16) Filling (Filled):
Filled refers to the action of completing a space or volume with a substance. In scientific experiments, it often describes populating experimental wells with solutions containing cells or compounds. The term is relevant to the procedures of the study where cell cultures are 'filled' with various concentrations of test compounds for evaluation.
17) Arrow:
Arrow is a graphical element used to represent direction or movement in illustrations and diagrams. In this research, arrows indicate interactions or binding sites in molecular docking studies, aiding in visualizing the relationships between synthesized compounds and their target receptors, thus clarifying the binding interactions during drug evaluation.
18) Pur:
Poor denotes suboptimal conditions or results. In the context of drug development, it often describes compounds with insufficient efficacy or bioavailability.
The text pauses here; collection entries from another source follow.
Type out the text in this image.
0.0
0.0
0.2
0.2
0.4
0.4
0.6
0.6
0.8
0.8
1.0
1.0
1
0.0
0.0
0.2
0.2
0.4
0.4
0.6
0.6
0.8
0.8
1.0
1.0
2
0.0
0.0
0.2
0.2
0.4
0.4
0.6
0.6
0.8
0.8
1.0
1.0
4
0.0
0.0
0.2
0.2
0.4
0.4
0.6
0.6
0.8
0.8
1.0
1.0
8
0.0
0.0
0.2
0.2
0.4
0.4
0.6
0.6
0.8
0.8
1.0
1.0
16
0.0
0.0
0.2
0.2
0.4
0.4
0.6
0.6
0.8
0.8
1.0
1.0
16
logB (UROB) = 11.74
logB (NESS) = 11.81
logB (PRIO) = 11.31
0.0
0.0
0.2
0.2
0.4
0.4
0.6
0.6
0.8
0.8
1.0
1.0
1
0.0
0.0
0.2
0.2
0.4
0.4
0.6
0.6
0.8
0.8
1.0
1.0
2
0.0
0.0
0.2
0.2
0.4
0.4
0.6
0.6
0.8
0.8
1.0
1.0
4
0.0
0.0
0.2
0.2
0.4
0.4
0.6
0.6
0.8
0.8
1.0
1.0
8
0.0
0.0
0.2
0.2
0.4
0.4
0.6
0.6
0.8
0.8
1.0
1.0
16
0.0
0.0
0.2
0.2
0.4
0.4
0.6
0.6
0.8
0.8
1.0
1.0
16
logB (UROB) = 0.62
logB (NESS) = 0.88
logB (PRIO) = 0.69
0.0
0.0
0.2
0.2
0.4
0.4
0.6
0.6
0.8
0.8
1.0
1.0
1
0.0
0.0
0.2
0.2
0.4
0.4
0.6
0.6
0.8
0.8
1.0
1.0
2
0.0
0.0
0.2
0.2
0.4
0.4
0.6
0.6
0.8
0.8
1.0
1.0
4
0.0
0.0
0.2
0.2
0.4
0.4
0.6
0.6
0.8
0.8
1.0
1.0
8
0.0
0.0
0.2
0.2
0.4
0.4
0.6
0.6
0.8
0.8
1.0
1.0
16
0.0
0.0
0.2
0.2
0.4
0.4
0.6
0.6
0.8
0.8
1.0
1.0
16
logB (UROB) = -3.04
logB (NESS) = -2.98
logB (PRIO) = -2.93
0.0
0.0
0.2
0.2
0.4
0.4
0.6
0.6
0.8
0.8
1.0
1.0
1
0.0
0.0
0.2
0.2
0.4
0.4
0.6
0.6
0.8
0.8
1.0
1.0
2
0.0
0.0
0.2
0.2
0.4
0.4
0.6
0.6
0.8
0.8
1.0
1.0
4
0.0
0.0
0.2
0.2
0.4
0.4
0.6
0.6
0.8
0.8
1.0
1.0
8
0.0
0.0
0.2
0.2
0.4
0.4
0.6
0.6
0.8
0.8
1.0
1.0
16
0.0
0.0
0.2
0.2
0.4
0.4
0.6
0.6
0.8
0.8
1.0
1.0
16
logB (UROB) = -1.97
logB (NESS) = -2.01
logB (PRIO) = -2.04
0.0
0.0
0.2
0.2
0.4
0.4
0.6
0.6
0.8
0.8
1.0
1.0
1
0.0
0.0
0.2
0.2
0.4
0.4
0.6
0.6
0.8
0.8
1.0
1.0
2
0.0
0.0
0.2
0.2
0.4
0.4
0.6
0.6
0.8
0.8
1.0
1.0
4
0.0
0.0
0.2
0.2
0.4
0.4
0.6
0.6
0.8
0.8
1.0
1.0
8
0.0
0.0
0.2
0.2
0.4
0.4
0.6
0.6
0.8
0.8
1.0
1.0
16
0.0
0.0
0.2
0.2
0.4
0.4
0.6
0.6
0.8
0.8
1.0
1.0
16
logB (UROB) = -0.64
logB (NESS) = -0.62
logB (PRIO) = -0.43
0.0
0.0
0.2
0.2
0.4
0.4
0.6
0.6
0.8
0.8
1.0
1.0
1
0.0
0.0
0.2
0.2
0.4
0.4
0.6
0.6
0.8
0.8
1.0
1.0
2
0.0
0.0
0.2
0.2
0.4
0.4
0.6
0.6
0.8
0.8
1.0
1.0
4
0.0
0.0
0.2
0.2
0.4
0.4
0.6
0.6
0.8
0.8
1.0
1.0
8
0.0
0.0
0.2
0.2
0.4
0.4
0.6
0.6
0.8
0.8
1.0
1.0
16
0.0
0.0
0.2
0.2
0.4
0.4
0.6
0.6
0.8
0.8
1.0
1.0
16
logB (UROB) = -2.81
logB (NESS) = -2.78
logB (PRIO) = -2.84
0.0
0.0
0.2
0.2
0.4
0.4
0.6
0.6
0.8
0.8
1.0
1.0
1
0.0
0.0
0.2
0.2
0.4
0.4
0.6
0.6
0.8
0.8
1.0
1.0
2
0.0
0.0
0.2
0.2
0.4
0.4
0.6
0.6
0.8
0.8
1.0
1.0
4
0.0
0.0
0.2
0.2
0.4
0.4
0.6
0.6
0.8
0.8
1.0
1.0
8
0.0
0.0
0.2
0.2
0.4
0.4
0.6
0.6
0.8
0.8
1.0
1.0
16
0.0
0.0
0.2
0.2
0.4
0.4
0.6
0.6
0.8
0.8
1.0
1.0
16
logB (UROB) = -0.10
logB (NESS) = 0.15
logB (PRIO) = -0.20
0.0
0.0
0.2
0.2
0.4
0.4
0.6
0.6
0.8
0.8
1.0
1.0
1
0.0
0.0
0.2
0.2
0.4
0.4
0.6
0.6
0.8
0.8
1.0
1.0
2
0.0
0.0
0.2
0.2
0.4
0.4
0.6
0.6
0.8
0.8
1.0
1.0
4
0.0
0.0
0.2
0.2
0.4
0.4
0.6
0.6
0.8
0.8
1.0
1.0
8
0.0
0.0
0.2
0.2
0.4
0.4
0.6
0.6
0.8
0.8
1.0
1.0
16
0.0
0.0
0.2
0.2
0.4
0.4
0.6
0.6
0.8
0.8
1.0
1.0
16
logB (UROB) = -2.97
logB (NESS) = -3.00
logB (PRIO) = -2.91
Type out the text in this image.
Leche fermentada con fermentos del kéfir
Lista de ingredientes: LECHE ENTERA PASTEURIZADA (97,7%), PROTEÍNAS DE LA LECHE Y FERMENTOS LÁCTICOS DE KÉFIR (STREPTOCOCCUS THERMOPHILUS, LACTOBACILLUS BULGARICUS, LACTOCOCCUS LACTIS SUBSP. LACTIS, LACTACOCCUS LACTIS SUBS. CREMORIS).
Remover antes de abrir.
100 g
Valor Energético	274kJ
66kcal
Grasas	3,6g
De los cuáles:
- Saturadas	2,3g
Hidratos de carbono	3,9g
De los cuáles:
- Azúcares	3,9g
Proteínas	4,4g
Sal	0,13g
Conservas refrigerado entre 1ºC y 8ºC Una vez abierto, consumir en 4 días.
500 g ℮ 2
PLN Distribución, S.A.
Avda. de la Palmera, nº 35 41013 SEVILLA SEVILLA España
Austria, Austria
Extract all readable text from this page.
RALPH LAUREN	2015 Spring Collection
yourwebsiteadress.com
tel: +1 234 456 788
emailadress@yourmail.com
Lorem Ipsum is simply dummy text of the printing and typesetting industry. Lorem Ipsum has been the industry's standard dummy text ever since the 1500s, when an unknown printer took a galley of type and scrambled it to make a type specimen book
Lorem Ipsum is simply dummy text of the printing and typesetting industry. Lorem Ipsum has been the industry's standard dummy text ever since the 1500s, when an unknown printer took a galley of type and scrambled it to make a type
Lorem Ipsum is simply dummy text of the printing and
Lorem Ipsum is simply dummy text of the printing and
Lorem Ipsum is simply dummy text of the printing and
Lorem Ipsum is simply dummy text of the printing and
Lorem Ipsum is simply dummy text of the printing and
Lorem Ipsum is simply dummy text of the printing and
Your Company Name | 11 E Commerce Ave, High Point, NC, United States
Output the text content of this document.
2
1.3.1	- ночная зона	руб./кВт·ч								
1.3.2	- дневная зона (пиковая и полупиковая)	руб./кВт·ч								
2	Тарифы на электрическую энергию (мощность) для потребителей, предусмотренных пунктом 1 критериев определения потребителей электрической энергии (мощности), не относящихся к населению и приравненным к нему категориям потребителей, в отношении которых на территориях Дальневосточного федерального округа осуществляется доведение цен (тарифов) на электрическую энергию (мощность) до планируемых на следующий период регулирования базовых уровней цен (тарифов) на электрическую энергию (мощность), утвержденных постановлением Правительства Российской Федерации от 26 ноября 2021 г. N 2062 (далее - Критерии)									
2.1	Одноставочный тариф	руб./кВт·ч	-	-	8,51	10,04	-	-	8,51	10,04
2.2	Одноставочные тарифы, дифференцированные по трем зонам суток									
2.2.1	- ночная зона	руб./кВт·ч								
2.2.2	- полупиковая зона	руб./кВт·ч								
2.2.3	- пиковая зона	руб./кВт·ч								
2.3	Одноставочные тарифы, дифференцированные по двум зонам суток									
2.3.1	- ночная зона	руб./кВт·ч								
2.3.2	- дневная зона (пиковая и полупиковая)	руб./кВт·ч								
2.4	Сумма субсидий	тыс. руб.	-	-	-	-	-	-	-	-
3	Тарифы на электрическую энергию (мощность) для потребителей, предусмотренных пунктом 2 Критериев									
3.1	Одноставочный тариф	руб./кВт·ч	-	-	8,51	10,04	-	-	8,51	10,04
The research indicates the limitations of existing therapies, such as hydroxyurea, highlighting the need for better alternatives that overcome the poor performance in cancer treatment regimens.
Other Science Concepts:
Discover the significance of concepts within the article: ‘Docking, synthesis, and cytotoxicity of n-(phenylcarbamothioyl)-benzamide on T47D cells.’. Further sources in the context of Science might help you critically compare this page with similair documents:
Breast cancer, Research study, In vitro, Anticancer activity, Molecular docking, Cytotoxic activity, Chemical structure, FTIR, 1 H NMR, IC 50, Molecular mechanism, Mass spectra, Molecular modeling, 13 C NMR, In Silico, Hydrogen bond, Hydroxyurea, Vero cell.